FAMU president resigns amid band hazing scandal

Robert Champion died in Orlando following beating on bus

ORLANDO, Fla. - Florida A&M President James Ammons has resigned, the same day the parents of a drum major who died after being hazed added the university to a wrongful death lawsuit.

Ammons resigned Wednesday in a letter to the university governing board. The resignation takes effect Oct. 11. According to his resignation letter, Ammons will resign from his post as president, but will remain a tenured professor at the university.
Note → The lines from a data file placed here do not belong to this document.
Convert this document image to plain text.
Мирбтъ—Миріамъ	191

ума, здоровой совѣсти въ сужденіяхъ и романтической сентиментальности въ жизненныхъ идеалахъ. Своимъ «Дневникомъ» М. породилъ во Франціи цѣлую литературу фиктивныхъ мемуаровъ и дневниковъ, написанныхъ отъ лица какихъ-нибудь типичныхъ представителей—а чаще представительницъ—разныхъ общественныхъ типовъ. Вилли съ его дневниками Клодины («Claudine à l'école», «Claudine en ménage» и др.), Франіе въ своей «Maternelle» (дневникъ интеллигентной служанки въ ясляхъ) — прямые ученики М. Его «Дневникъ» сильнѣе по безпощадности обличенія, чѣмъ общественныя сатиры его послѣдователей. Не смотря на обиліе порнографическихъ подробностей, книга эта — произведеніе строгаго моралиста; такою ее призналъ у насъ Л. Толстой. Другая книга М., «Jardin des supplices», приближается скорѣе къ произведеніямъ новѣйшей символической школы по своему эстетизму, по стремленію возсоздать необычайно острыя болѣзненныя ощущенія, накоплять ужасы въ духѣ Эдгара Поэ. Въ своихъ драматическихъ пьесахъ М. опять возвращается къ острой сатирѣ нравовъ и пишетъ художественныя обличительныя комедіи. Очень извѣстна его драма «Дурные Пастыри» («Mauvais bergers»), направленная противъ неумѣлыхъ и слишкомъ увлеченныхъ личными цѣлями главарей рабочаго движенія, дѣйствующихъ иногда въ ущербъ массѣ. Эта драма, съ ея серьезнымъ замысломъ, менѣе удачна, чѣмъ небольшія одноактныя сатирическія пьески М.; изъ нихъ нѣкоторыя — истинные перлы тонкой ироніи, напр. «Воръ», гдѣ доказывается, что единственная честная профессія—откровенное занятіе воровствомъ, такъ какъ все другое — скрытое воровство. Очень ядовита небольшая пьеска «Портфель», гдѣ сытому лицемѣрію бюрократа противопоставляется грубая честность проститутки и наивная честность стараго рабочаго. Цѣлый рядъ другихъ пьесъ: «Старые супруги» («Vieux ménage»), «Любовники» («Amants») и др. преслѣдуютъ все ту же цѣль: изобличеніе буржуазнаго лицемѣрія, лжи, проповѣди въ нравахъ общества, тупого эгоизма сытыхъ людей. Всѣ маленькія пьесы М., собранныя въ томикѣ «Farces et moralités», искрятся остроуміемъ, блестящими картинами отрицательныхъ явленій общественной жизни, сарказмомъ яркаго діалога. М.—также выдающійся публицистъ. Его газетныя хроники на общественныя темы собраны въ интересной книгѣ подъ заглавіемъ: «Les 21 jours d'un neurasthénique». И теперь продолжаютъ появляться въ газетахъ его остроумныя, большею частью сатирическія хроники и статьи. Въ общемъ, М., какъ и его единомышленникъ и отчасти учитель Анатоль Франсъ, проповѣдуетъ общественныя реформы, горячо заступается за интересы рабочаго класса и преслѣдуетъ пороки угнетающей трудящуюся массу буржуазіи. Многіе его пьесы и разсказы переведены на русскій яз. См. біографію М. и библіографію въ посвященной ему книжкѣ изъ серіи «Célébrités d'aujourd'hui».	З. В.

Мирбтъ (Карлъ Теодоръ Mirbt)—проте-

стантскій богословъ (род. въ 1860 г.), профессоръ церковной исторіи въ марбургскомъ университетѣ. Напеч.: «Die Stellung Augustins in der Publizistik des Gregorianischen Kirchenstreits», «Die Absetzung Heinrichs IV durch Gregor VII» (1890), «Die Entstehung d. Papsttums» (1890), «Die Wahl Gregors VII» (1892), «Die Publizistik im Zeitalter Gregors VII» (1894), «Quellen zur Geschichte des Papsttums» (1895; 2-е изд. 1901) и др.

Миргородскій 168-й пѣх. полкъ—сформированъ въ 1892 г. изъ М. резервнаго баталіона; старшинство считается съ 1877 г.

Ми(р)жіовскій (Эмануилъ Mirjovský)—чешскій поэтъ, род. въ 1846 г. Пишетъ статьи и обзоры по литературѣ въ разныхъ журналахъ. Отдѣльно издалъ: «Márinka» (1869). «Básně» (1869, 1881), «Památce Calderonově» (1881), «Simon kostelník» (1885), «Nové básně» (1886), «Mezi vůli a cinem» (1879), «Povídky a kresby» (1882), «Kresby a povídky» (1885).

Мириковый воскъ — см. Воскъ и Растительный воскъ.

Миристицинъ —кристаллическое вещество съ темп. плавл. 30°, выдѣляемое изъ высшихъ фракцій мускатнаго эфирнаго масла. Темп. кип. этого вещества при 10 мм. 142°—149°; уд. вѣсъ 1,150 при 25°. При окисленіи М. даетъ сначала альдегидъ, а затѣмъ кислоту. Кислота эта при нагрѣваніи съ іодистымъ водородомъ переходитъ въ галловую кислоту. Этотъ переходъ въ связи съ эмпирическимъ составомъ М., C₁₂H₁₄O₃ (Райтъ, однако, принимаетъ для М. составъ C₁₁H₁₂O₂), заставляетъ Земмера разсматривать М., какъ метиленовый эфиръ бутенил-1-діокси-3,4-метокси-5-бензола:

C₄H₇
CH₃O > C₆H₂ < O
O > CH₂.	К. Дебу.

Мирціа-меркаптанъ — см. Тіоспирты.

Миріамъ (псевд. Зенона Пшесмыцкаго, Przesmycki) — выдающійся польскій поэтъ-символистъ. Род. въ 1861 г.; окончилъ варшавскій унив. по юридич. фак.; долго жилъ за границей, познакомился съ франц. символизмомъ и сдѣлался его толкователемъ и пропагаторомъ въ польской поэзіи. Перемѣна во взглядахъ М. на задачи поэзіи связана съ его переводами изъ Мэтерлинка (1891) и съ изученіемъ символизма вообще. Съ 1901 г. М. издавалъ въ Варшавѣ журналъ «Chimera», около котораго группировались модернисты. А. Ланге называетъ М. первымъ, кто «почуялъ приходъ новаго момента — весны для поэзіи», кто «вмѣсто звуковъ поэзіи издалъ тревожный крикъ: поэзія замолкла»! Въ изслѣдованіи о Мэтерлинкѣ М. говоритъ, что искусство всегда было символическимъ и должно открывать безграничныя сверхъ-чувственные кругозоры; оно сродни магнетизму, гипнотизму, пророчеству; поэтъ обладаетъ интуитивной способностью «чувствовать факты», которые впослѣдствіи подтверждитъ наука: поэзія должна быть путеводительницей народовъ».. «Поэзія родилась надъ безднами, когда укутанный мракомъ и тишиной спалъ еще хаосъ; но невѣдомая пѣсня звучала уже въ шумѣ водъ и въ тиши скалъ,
Robert Champion died in November after being beaten by fellow band members during a hazing ritual aboard a bus parked outside an Orlando hotel following a football game against the school's archrival.

Eleven FAMU band members face felony hazing charges, while two others face misdemeanor counts for alleged roles in the hazing. They have pleaded not guilty.

Champion's death put a spotlight on hazing at the school and led to the suspension of the band until at least next year.

Champion's parents held a news conference in Orlando on Wednesday to discuss the lawsuit, which claims FAMU officials didn't take enough action to stop hazing.

The family's lawyer, Christopher Chestnut, said they filed the 33-page lawsuit on Wednesday.

"There is some solace in the fact that we can finally formally seek discovery in this case," said Chestnut. Chestnut didn't comment on the president's resignation, but Champion's mother, Pamela, said the university needed to "clean house" to move on.

Champion's parents have already sued the bus company, claiming the driver stood guard outside while the hazing took place. The company said the driver was helping band members with their equipment. They couldn't file a suit against FAMU until 6 months after the incident because of Florida statues protecting the university.

According to the lawsuit, over the years, eight students had been hospitalized after hazing incidents and 47 students had been suspended for hazing.

Even though a dean wanted to suspend the band after the October incident, the suit alleges.

"FAMU refused to suspend the FAMU band prior to the Florida Classic, due to the public notoriety and financial gain," the document states.